Recensione
Dopo la fine della grande guerra, un ragazzo sale sul Monte Grappa, per ordine del padre, a recuperare rame, piombo, viveri in scatola; il proposito è quello di aiutare la famiglia in ristrettezze economiche, in realtà le ‘escursioni’ del giovane recuperante sono un viaggio di maturazione che gli fa conoscere profondamente la vita.
Il Grappa s’impone attraverso tutto il romanzo come un gigante inerme: come orizzonte della tradizione contadina comunitaria, arcadia dei malgari, poi come campo di battaglia dove i militari distruggono e uccidono. Quindi come immenso serbatoio di raccolta e recupero di materiali, presidiato dall’esercito italiano; come monte sacro alla patria voluto dal fascismo. Infine come Monte naturale al quale ritornano i gufi e i corvi reali dopo la bufera, e dove riprende la vita semplice e vera animata dallo sbocciare dei fiori di montagna.

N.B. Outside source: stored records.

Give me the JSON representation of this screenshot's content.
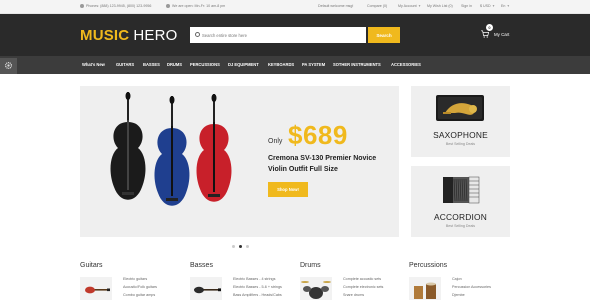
{
  "topbar": {
    "phones": "Phones: (888) 123-9945, (800) 123-9956",
    "hours": "We are open: Mn-Fr: 10 am-8 pm",
    "welcome": "Default welcome msg!",
    "compare": "Compare (0)",
    "account": "My Account",
    "wishlist": "My Wish List (0)",
    "signin": "Sign in",
    "currency": "$ USD",
    "language": "En"
  },
  "header": {
    "logo_part1": "MUSIC",
    "logo_part2": "HERO",
    "search_placeholder": "Search entire store here",
    "search_button": "Search",
    "cart_count": "0",
    "cart_label": "My Cart"
  },
  "nav": {
    "items": [
      "What's New",
      "GUITARS",
      "BASSES",
      "DRUMS",
      "PERCUSSIONS",
      "DJ EQUIPMENT",
      "KEYBOARDS",
      "PA SYSTEM",
      "SOTHER INSTRUMENTS",
      "ACCESSORIES"
    ]
  },
  "hero": {
    "only_label": "Only",
    "price": "$689",
    "title": "Cremona SV-130 Premier Novice Violin Outfit Full Size",
    "shop_button": "Shop Now!",
    "slide_count": 3,
    "active_slide": 2
  },
  "panels": [
    {
      "title": "SAXOPHONE",
      "subtitle": "Best Selling Deals"
    },
    {
      "title": "ACCORDION",
      "subtitle": "Best Selling Deals"
    }
  ],
  "categories": [
    {
      "title": "Guitars",
      "links": [
        "Electric guitars",
        "Acoustic/Folk guitars",
        "Combo guitar amps"
      ]
    },
    {
      "title": "Basses",
      "links": [
        "Electric Basses - 4 strings",
        "Electric Basses - 5-6 + strings",
        "Bass Amplifiers - Heads/Cabs"
      ]
    },
    {
      "title": "Drums",
      "links": [
        "Complete acoustic sets",
        "Complete electronic sets",
        "Snare drums"
      ]
    },
    {
      "title": "Percussions",
      "links": [
        "Cajon",
        "Percussion Accessories",
        "Djembe"
      ]
    }
  ],
  "colors": {
    "accent": "#f0b91d",
    "header_bg": "#2a2a2a",
    "nav_bg": "#3c3c3c",
    "violin_colors": [
      "#1b1b1b",
      "#1f3f8f",
      "#c8202a"
    ]
  }
}
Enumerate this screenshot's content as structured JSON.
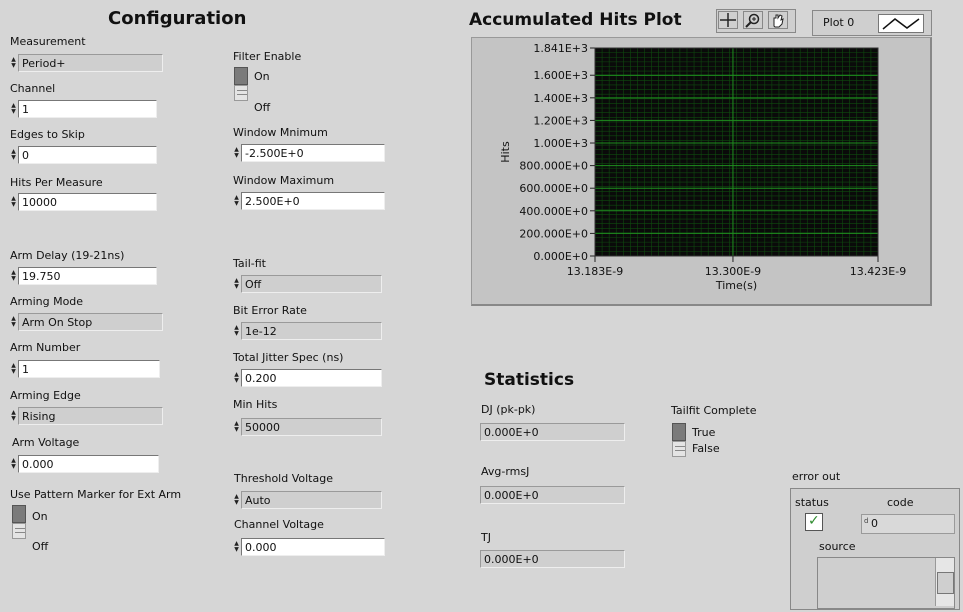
{
  "config": {
    "title": "Configuration",
    "measurement": {
      "label": "Measurement",
      "value": "Period+"
    },
    "channel": {
      "label": "Channel",
      "value": "1"
    },
    "edges_to_skip": {
      "label": "Edges to Skip",
      "value": "0"
    },
    "hits_per_measure": {
      "label": "Hits Per Measure",
      "value": "10000"
    },
    "arm_delay": {
      "label": "Arm Delay (19-21ns)",
      "value": "19.750"
    },
    "arming_mode": {
      "label": "Arming Mode",
      "value": "Arm On Stop"
    },
    "arm_number": {
      "label": "Arm Number",
      "value": "1"
    },
    "arming_edge": {
      "label": "Arming Edge",
      "value": "Rising"
    },
    "arm_voltage": {
      "label": "Arm Voltage",
      "value": "0.000"
    },
    "pattern_marker": {
      "label": "Use Pattern Marker for Ext Arm",
      "on": "On",
      "off": "Off"
    },
    "filter_enable": {
      "label": "Filter Enable",
      "on": "On",
      "off": "Off"
    },
    "window_min": {
      "label": "Window Mnimum",
      "value": "-2.500E+0"
    },
    "window_max": {
      "label": "Window Maximum",
      "value": "2.500E+0"
    },
    "tail_fit": {
      "label": "Tail-fit",
      "value": "Off"
    },
    "bit_error_rate": {
      "label": "Bit Error Rate",
      "value": "1e-12"
    },
    "total_jitter_spec": {
      "label": "Total Jitter Spec (ns)",
      "value": "0.200"
    },
    "min_hits": {
      "label": "Min Hits",
      "value": "50000"
    },
    "threshold_voltage": {
      "label": "Threshold Voltage",
      "value": "Auto"
    },
    "channel_voltage": {
      "label": "Channel Voltage",
      "value": "0.000"
    }
  },
  "plot": {
    "title": "Accumulated Hits Plot",
    "legend_label": "Plot 0",
    "tools": [
      "crosshair-icon",
      "zoom-icon",
      "hand-icon"
    ],
    "colors": {
      "background": "#0a0a0a",
      "grid_major": "#1f8f1f",
      "grid_minor": "#0f4a0f"
    }
  },
  "chart_data": {
    "type": "line",
    "title": "Accumulated Hits Plot",
    "xlabel": "Time(s)",
    "ylabel": "Hits",
    "y_ticks": [
      "0.000E+0",
      "200.000E+0",
      "400.000E+0",
      "600.000E+0",
      "800.000E+0",
      "1.000E+3",
      "1.200E+3",
      "1.400E+3",
      "1.600E+3",
      "1.841E+3"
    ],
    "x_ticks": [
      "13.183E-9",
      "13.300E-9",
      "13.423E-9"
    ],
    "xlim": [
      1.3183e-08,
      1.3423e-08
    ],
    "ylim": [
      0,
      1841
    ],
    "grid": true,
    "series": []
  },
  "stats": {
    "title": "Statistics",
    "dj": {
      "label": "DJ (pk-pk)",
      "value": "0.000E+0"
    },
    "avg_rmsj": {
      "label": "Avg-rmsJ",
      "value": "0.000E+0"
    },
    "tj": {
      "label": "TJ",
      "value": "0.000E+0"
    },
    "tailfit_complete": {
      "label": "Tailfit Complete",
      "true_label": "True",
      "false_label": "False"
    }
  },
  "error_out": {
    "title": "error out",
    "status_label": "status",
    "code_label": "code",
    "code_value": "0",
    "source_label": "source",
    "status_check": "✓"
  }
}
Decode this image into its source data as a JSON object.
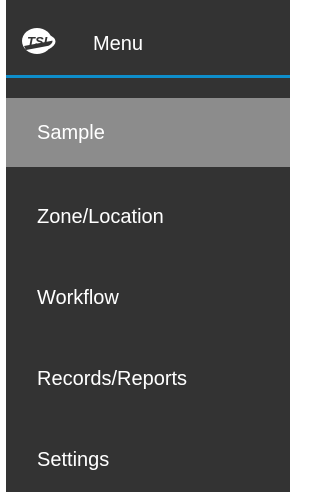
{
  "header": {
    "logo_icon": "tsi-logo-icon",
    "title": "Menu",
    "accent_color": "#0e8ecb"
  },
  "nav": {
    "items": [
      {
        "label": "Sample",
        "active": true
      },
      {
        "label": "Zone/Location",
        "active": false
      },
      {
        "label": "Workflow",
        "active": false
      },
      {
        "label": "Records/Reports",
        "active": false
      },
      {
        "label": "Settings",
        "active": false
      }
    ]
  },
  "colors": {
    "panel_bg": "#333333",
    "active_bg": "#8c8c8c",
    "text": "#ffffff"
  }
}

Il romanzo, in prima persona, è di una bellezza narrativa sorprendente: piano e suggestivo, attraversato da riflessioni incisive, dal continuo inserirsi della parlata veneta che alimenta uno humour popolaresco che fa schiettamente sorridere e ridere. È poi romanzo comunitario di una terra e di una gente, ancora contadine, con personaggi di forte impatto come don Sante, la Cueatona e Moro Frun, e che riserva un posto privilegiato a Bassano, “la città dei signori e delle torri”.